Writing for the majority, Justice Mary Jane Theis noted the question was not whether the board’s rules were right or wrong, but only whether its decision not to include mandatory groundwater monitoring was “arbitrary and capricious” based upon its instructions from the General Assembly.
“Because the board is composed of technically qualified individuals, their expertise is essential in crafting regulations,” Theis wrote. “We do not judge the wisdom of a decision by the board, only whether it is arbitrary and capricious.”
Illinois Supreme Court Justice Mary Jane Theis
A 1997 amendment to the Environmental Protection Act defined general materials and clean materials discarded from construction or demolition sites. By definition, clean materials are uncontaminated broken concrete, brick, stone, soil or reclaimed asphalt. Because the material is considered clean and uncontaminated, its disposal is not subject to the same rigorous regulatory requirements as general waste.
Chief Justice Lloyd A. Karmeier and Justices Rita B. Garman, Robert R. Thomas and P. Scott Neville concurred in Theis' majority opinion.
In a dissenting opinion, Justice Thomas L. Kilbride noted freedom from those requirements also makes disposing of clean materials about 75 percent cheaper than general materials.
In 2005 the legislature asked the Environmental Protection Agency to propose rules for the use of clean materials as fill in old mines, quarries and other pits. In 2010 it amended the request to include “standards and procedures necessary to protect groundwater.” The amendment offered a list of 12 ways the agency and board might go about protecting groundwater, including testing.
The agency created draft regulations for clean fill, including a requirement for sites using construction debris as clean fill to install wells for periodic groundwater testing. After twice revising the draft with input from stakeholder groups, the agency submitted it to the board for approval and adoption. The board held multiple hearings and drafted three versions of its final order, none of which included the water testing requirement.

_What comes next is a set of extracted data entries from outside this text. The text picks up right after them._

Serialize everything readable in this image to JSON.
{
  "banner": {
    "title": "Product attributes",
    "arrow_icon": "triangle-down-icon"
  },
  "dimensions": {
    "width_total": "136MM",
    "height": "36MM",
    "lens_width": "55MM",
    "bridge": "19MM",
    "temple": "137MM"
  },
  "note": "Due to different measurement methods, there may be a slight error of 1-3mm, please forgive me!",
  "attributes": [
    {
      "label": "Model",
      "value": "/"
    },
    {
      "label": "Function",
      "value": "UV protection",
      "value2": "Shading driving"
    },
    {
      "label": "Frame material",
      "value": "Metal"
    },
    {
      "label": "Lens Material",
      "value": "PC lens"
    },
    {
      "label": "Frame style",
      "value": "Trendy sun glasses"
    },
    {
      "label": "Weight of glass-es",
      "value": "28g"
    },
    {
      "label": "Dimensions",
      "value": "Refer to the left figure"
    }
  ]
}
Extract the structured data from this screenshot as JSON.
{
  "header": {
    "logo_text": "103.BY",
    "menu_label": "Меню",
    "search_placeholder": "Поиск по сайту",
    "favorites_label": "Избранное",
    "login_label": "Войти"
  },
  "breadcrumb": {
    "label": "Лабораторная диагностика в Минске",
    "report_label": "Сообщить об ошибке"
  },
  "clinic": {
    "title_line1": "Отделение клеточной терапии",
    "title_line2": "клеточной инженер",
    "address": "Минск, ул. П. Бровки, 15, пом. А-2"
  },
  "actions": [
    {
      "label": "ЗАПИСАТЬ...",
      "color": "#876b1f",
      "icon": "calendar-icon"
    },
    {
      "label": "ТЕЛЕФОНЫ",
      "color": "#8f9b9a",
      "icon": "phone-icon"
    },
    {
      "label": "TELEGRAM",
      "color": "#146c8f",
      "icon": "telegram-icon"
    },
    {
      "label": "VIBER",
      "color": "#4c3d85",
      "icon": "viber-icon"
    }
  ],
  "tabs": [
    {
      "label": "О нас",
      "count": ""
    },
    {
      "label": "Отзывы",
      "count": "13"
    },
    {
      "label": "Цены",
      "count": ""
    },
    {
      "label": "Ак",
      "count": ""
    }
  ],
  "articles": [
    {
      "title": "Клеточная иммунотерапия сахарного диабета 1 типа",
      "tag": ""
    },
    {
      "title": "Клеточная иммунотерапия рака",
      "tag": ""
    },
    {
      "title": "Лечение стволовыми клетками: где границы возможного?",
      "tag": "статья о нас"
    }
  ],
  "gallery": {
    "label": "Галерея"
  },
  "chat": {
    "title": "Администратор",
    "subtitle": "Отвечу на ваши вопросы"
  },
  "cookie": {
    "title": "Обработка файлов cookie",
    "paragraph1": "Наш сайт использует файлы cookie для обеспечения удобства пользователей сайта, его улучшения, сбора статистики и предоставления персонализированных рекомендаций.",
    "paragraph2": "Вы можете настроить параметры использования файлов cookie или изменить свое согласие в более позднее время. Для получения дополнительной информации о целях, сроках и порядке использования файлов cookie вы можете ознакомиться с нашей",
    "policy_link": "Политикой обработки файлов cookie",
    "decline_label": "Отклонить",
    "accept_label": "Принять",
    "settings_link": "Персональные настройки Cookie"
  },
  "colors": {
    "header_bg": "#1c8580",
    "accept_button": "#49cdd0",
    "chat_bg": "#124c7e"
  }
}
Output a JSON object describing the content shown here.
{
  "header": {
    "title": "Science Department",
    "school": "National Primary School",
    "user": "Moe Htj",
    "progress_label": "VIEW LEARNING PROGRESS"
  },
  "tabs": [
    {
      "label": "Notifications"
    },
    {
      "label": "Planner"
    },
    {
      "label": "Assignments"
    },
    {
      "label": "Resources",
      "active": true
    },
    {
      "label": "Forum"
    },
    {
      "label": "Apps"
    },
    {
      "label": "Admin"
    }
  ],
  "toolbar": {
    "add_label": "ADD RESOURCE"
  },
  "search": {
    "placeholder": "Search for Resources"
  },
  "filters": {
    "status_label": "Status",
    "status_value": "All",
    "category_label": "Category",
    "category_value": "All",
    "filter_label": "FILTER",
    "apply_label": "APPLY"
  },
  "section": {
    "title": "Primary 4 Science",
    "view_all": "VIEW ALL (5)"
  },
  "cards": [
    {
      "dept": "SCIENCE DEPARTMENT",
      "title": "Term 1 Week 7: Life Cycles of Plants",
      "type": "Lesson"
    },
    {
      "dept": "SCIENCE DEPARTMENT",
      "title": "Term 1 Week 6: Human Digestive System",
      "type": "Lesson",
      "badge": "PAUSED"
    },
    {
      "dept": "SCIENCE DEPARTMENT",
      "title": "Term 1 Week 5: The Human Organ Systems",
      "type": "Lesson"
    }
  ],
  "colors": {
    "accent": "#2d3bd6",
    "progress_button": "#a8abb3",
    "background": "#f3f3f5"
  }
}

“The record does not include evidence to demonstrate that [clean construction debris] sites are a source of groundwater contamination,” the board wrote. “The record does not support groundwater monitoring at this time.”
Instead, the board focused on “front-end” testing to make sure that debris coming into disposal sites is clean and uncontaminated. Loads that meet the clean requirements, the board reasoned, should pose no threat to groundwater, making expensive groundwater monitoring unnecessary. The state and Will County appealed the final order, insisting water testing is the only way to fulfill the intent of the legislature’s directive to protect groundwater.

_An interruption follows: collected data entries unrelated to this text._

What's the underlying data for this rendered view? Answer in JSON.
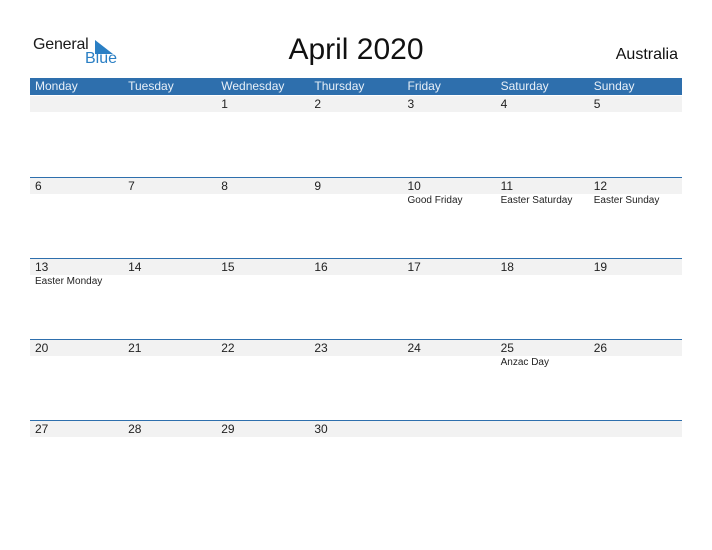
{
  "logo": {
    "word1": "General",
    "word2": "Blue",
    "accent": "#2a7fc4"
  },
  "title": "April 2020",
  "country": "Australia",
  "colors": {
    "header_bg": "#2e6fad",
    "date_strip_bg": "#f2f2f2"
  },
  "weekdays": [
    "Monday",
    "Tuesday",
    "Wednesday",
    "Thursday",
    "Friday",
    "Saturday",
    "Sunday"
  ],
  "weeks": [
    {
      "days": [
        "",
        "",
        "1",
        "2",
        "3",
        "4",
        "5"
      ],
      "events": [
        "",
        "",
        "",
        "",
        "",
        "",
        ""
      ]
    },
    {
      "days": [
        "6",
        "7",
        "8",
        "9",
        "10",
        "11",
        "12"
      ],
      "events": [
        "",
        "",
        "",
        "",
        "Good Friday",
        "Easter Saturday",
        "Easter Sunday"
      ]
    },
    {
      "days": [
        "13",
        "14",
        "15",
        "16",
        "17",
        "18",
        "19"
      ],
      "events": [
        "Easter Monday",
        "",
        "",
        "",
        "",
        "",
        ""
      ]
    },
    {
      "days": [
        "20",
        "21",
        "22",
        "23",
        "24",
        "25",
        "26"
      ],
      "events": [
        "",
        "",
        "",
        "",
        "",
        "Anzac Day",
        ""
      ]
    },
    {
      "days": [
        "27",
        "28",
        "29",
        "30",
        "",
        "",
        ""
      ],
      "events": [
        "",
        "",
        "",
        "",
        "",
        "",
        ""
      ]
    }
  ]
}
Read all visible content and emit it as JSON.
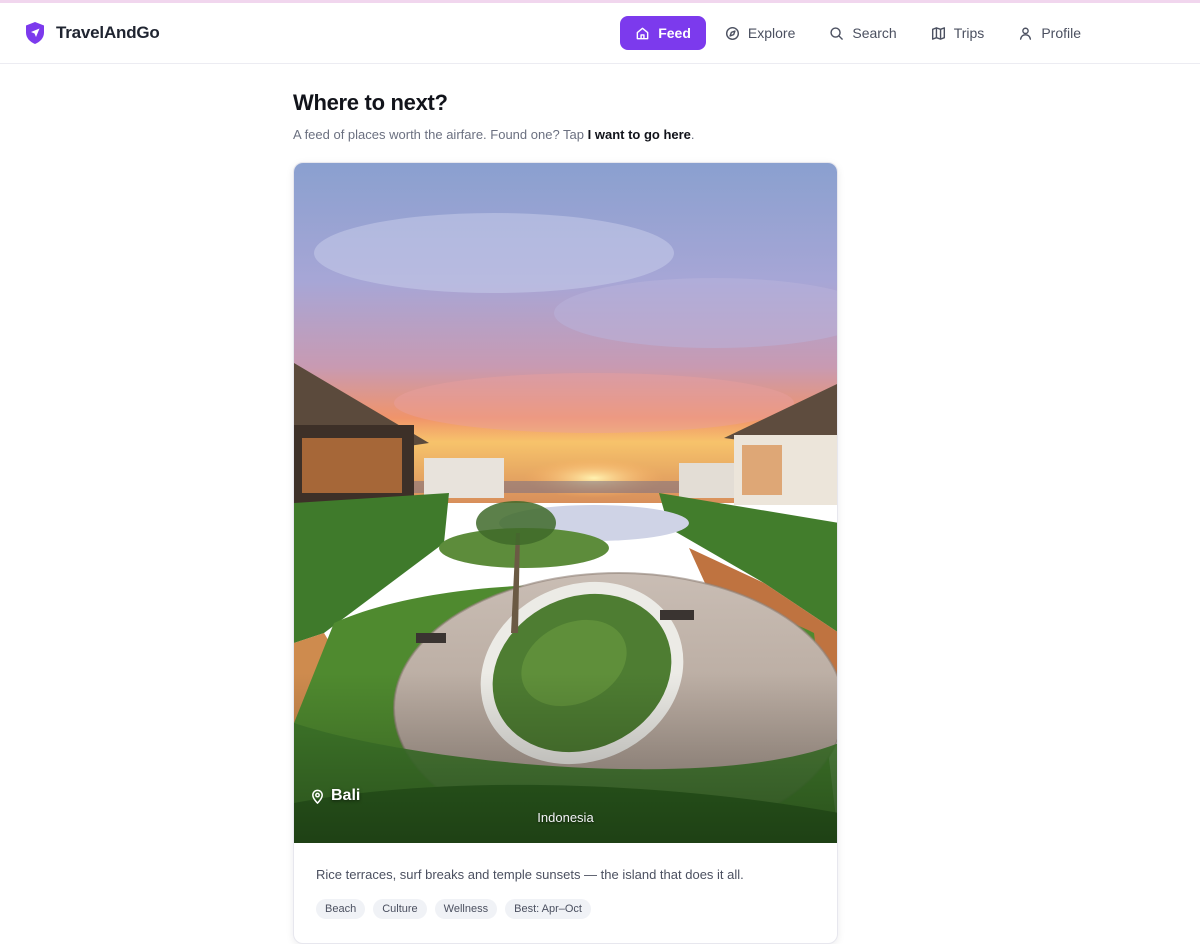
{
  "app": {
    "brand": "TravelAndGo",
    "accent_color": "#7c3aed"
  },
  "nav": {
    "items": [
      {
        "label": "Feed",
        "icon": "home-icon",
        "active": true
      },
      {
        "label": "Explore",
        "icon": "compass-icon",
        "active": false
      },
      {
        "label": "Search",
        "icon": "search-icon",
        "active": false
      },
      {
        "label": "Trips",
        "icon": "map-icon",
        "active": false
      },
      {
        "label": "Profile",
        "icon": "user-icon",
        "active": false
      }
    ]
  },
  "page": {
    "title": "Where to next?",
    "subtitle_prefix": "A feed of places worth the airfare. Found one? Tap ",
    "subtitle_action": "I want to go here",
    "subtitle_suffix": "."
  },
  "card": {
    "place": "Bali",
    "country": "Indonesia",
    "pin_icon": "map-pin-icon",
    "description": "Rice terraces, surf breaks and temple sunsets — the island that does it all.",
    "tags": [
      "Beach",
      "Culture",
      "Wellness",
      "Best: Apr–Oct"
    ]
  }
}
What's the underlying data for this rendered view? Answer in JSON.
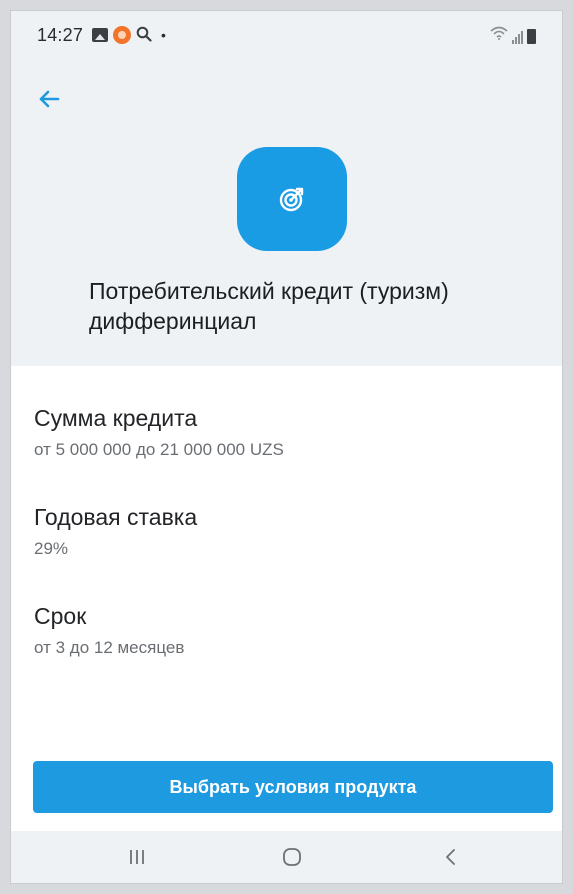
{
  "status_bar": {
    "time": "14:27",
    "icons": [
      "gallery-icon",
      "app-notification-icon",
      "search-icon",
      "dot-icon",
      "wifi-icon",
      "signal-icon",
      "battery-icon"
    ]
  },
  "header": {
    "back_icon": "arrow-left-icon",
    "product_icon": "target-icon",
    "title": "Потребительский кредит (туризм) дифферинциал"
  },
  "details": [
    {
      "label": "Сумма кредита",
      "value": "от 5 000 000 до 21 000 000 UZS"
    },
    {
      "label": "Годовая ставка",
      "value": "29%"
    },
    {
      "label": "Срок",
      "value": "от 3 до 12 месяцев"
    }
  ],
  "primary_button": {
    "label": "Выбрать условия продукта"
  },
  "nav_bar": {
    "icons": [
      "recent-apps-icon",
      "home-icon",
      "back-icon"
    ]
  },
  "colors": {
    "accent": "#1e9ae0",
    "icon_tile": "#1a9ce5",
    "header_bg": "#eef2f5",
    "text_primary": "#222427",
    "text_secondary": "#6a6e73"
  }
}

In his dissent, Kilbride said simply trusting that material coming into the site is clean is unreasonably optimistic, particularly when there is financial incentive to haulers and disposal companies to skirt the rules. Even properly run sites in full compliance have been found to have dangerous levels of contaminants, he said.
“The vast majority of sites already subject to regulation by the board contain serious contamination problems,” he wrote. “The evidence proves that the prospect of industry noncompliance is far from speculative.”

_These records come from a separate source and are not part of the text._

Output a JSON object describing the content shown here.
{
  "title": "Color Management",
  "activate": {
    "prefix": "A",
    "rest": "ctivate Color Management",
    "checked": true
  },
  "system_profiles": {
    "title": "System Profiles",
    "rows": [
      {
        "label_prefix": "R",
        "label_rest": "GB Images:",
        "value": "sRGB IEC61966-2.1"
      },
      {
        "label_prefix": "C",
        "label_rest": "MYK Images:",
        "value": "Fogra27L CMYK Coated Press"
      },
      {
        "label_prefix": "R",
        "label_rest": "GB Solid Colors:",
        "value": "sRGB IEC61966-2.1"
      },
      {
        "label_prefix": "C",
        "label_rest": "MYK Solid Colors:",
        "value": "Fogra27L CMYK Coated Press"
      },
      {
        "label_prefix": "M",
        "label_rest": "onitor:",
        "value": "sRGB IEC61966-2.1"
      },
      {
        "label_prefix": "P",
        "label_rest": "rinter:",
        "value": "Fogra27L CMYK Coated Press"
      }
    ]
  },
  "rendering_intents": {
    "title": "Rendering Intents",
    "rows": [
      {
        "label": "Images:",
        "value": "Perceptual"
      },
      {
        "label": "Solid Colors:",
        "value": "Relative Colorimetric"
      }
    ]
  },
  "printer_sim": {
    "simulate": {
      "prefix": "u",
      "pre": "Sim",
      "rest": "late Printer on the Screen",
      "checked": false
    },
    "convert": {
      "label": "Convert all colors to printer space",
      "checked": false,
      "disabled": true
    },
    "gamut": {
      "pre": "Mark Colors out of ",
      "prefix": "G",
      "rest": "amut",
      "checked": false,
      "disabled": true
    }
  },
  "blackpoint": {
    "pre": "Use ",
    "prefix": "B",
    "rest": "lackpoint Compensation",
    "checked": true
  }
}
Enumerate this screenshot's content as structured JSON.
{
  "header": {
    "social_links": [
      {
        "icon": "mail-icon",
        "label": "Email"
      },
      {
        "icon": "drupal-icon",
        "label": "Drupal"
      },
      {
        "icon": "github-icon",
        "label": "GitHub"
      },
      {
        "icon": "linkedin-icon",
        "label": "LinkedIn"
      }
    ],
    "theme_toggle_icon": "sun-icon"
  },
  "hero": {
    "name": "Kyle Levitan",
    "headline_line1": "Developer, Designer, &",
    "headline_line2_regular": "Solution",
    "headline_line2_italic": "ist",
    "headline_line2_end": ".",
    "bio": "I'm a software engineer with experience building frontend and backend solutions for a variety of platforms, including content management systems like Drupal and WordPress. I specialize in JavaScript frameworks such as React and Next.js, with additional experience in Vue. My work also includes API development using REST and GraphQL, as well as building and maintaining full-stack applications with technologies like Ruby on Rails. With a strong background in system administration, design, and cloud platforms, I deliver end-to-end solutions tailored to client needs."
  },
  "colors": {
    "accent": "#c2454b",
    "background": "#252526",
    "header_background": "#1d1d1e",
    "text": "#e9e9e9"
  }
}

The state and county argued that in making its decision, the board gave too much weight to whether clean debris fits the legal definition of “waste” and that it ignored the costs of groundwater monitoring and the hazards of noncompliant fill that finds its way into disposal sites.
“The board did not ignore the costs of groundwater monitoring,” Theis wrote. “In its first order, the board discussed costs at length. …The board declined to impose a ‘costly groundwater monitoring program to protect against a perceived problem that the record does not support.’”
As for concerns about contamination that already exists from fill disposed of before the regulations took effect, the court wrote that the legislature’s order concerned only “materials that met the statutory definitions, not older and noncompliant materials that may not have.”
The majority noted that “at every point in this process, the board returned to the language of the act.” The legislature offered 12 suggestions of ways the board might protect groundwater, the court wrote, and the board’s decision not to choose groundwater monitoring was supported by the evidence before it.
In his dissent, Kilbride disagreed with virtually all the majority’s findings. In particular, he wrote, it was notable that the board said there was no evidence groundwater at clean fill sites had been contaminated – although that evidence could not exist without a provision for groundwater testing.
“In my view the board’s errors can be traced to its focus on the wrong question: considering whether there was evidence of groundwater contamination rather than how to protect groundwater from potential contamination,” he wrote.
Justice Anne M. Burke took no part in the decision, siding with neither Kilbride nor the majority.